Iran is expected to dominate the conversation Monday when U.S. President Barack Obama and Israel's Prime Minister Benjamin Netanyahu meet at the White House.
The two men will try to sort out their differences over what Washington fears could be an Israeli attack on Iran's nuclear sites -- while also managing their strained relationship. With the U.S. presidential election just eight months away, Obama's Republican foes have been quick to paint him as tough on Israel and soft on Iran.
Netanyahu will likely press Obama for more clarity on how effective increasingly tough sanctions and diplomacy efforts have been, as well as the U.S.'s willingness to use force if necessary, officials and analysts following the discussions on both sides told the New York Times in recent days.
Israeli officials have stressed time may be running out for an effective Israeli attack, especially as officials suspect Iran is already burying its uranium enrichment program deeper underground.

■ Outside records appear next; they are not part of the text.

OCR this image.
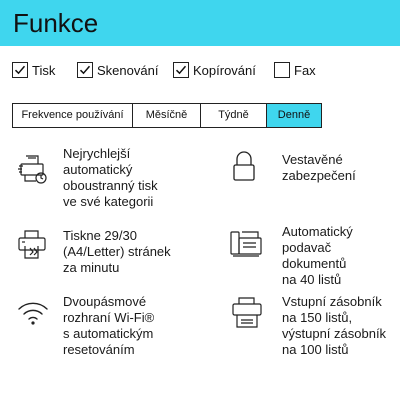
Funkce
Tisk	Skenování	Kopírování	Fax
Frekvence používání	Měsíčně	Týdně	Denně
Nejrychlejší
automatický
oboustranný tisk
ve své kategorii
Vestavěné
zabezpečení
Tiskne 29/30
(A4/Letter) stránek
za minutu
Automatický
podavač
dokumentů
na 40 listů
Dvoupásmové
rozhraní Wi-Fi®
s automatickým
resetováním
Vstupní zásobník
na 150 listů,
výstupní zásobník
na 100 listů
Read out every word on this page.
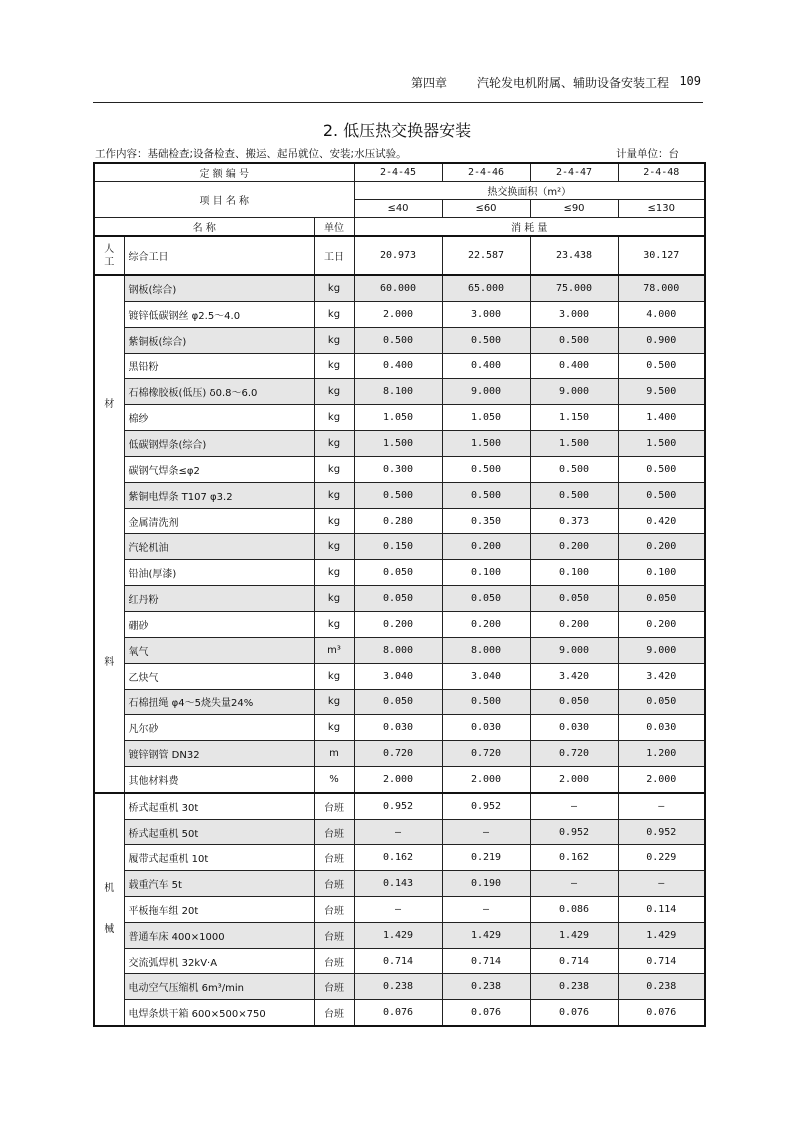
第四章 汽轮发电机附属、辅助设备安装工程 109
2. 低压热交换器安装
工作内容：基础检查;设备检查、搬运、起吊就位、安装;水压试验。	计量单位：台
定 额 编 号			2-4-45	2-4-46	2-4-47	2-4-48
项 目 名 称			热交换面积（m²）			
			≤40	≤60	≤90	≤130
名 称		单位	消 耗 量			

人
工	综合工日	工日	20.973	22.587	23.438	30.127

材
料	钢板(综合)	kg	60.000	65.000	75.000	78.000
	镀锌低碳钢丝 φ2.5～4.0	kg	2.000	3.000	3.000	4.000
	紫铜板(综合)	kg	0.500	0.500	0.500	0.900
	黑铅粉	kg	0.400	0.400	0.400	0.500
	石棉橡胶板(低压) δ0.8～6.0	kg	8.100	9.000	9.000	9.500
	棉纱	kg	1.050	1.050	1.150	1.400
	低碳钢焊条(综合)	kg	1.500	1.500	1.500	1.500
	碳钢气焊条≤φ2	kg	0.300	0.500	0.500	0.500
	紫铜电焊条 T107 φ3.2	kg	0.500	0.500	0.500	0.500
	金属清洗剂	kg	0.280	0.350	0.373	0.420
	汽轮机油	kg	0.150	0.200	0.200	0.200
	铅油(厚漆)	kg	0.050	0.100	0.100	0.100
	红丹粉	kg	0.050	0.050	0.050	0.050
	硼砂	kg	0.200	0.200	0.200	0.200
	氧气	m³	8.000	8.000	9.000	9.000
	乙炔气	kg	3.040	3.040	3.420	3.420
	石棉扭绳 φ4～5烧失量24%	kg	0.050	0.500	0.050	0.050
	凡尔砂	kg	0.030	0.030	0.030	0.030
	镀锌钢管 DN32	m	0.720	0.720	0.720	1.200
	其他材料费	%	2.000	2.000	2.000	2.000

机
械	桥式起重机 30t	台班	0.952	0.952	—	—
	桥式起重机 50t	台班	—	—	0.952	0.952
	履带式起重机 10t	台班	0.162	0.219	0.162	0.229
	载重汽车 5t	台班	0.143	0.190	—	—
	平板拖车组 20t	台班	—	—	0.086	0.114
	普通车床 400×1000	台班	1.429	1.429	1.429	1.429
	交流弧焊机 32kV·A	台班	0.714	0.714	0.714	0.714
	电动空气压缩机 6m³/min	台班	0.238	0.238	0.238	0.238
	电焊条烘干箱 600×500×750	台班	0.076	0.076	0.076	0.076
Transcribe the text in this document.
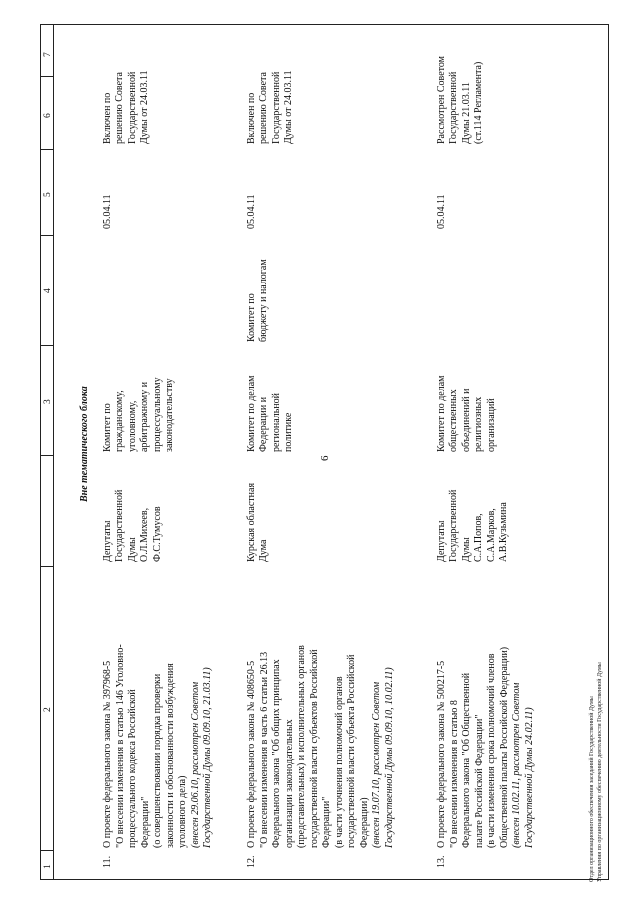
6
7
6
5
4
3
2
1
Вне тематического блока
11.
О проекте федерального закона № 397968-5 "О внесении изменения в статью 146 Уголовно- процессуального кодекса Российской Федерации" (о совершенствовании порядка проверки законности и обоснованности возбуждения уголовного дела) (внесен 29.06.10, рассмотрен Советом Государственной Думы 09.09.10, 21.03.11)
Депутаты
Государственной
Думы
О.Л.Михеев,
Ф.С.Тумусов
Комитет по
гражданскому,
уголовному,
арбитражному и
процессуальному
законодательству
05.04.11
Включен по
решению Совета
Государственной
Думы от 24.03.11
12.
О проекте федерального закона № 408650-5 "О внесении изменения в часть 6 статьи 26.13 Федерального закона "Об общих принципах организации законодательных (представительных) и исполнительных органов государственной власти субъектов Российской Федерации" (в части уточнения полномочий органов государственной власти субъекта Российской Федерации) (внесен 19.07.10, рассмотрен Советом Государственной Думы 09.09.10, 10.02.11)
Курская областная
Дума
Комитет по делам
Федерации и
региональной
политике
Комитет по
бюджету и налогам
05.04.11
Включен по
решению Совета
Государственной
Думы от 24.03.11
13.
О проекте федерального закона № 500217-5 "О внесении изменения в статью 8 Федерального закона "Об Общественной палате Российской Федерации" (в части изменения срока полномочий членов Общественной палаты Российской Федерации) (внесен 10.02.11, рассмотрен Советом Государственной Думы 24.02.11)
Депутаты
Государственной
Думы
С.А.Попов,
С.А.Марков,
А.В.Кузьмина
Комитет по делам
общественных
объединений и
религиозных
организаций
05.04.11
Рассмотрен Советом
Государственной
Думы 21.03.11
(ст.114 Регламента)
Отдел организационного обеспечения заседаний Государственной Думы Управления по организационному обеспечению деятельности Государственной Думы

If you don't want me to attack now, I want guarantees, an Israeli official quoted Netanyahu telling top Obama aides who visited Jerusalem last month, Reuters reported. If you're saying, 'We'll take care of you,' you're not saying that clearly enough.
Although Obama has pledged to prevent Iran from building a nuclear weapon, he has also been vague on how far he is prepared to go to stop Iran, and is likely to resist pressure for a public policy shift. U.S. officials have cited growing signs U.S.-led international sanctions are starting to pressure Iran, and officials believe Obama will urge Netanyahu to delay any military strike to give those sanctions and diplomacy more time to work, Reuters reported.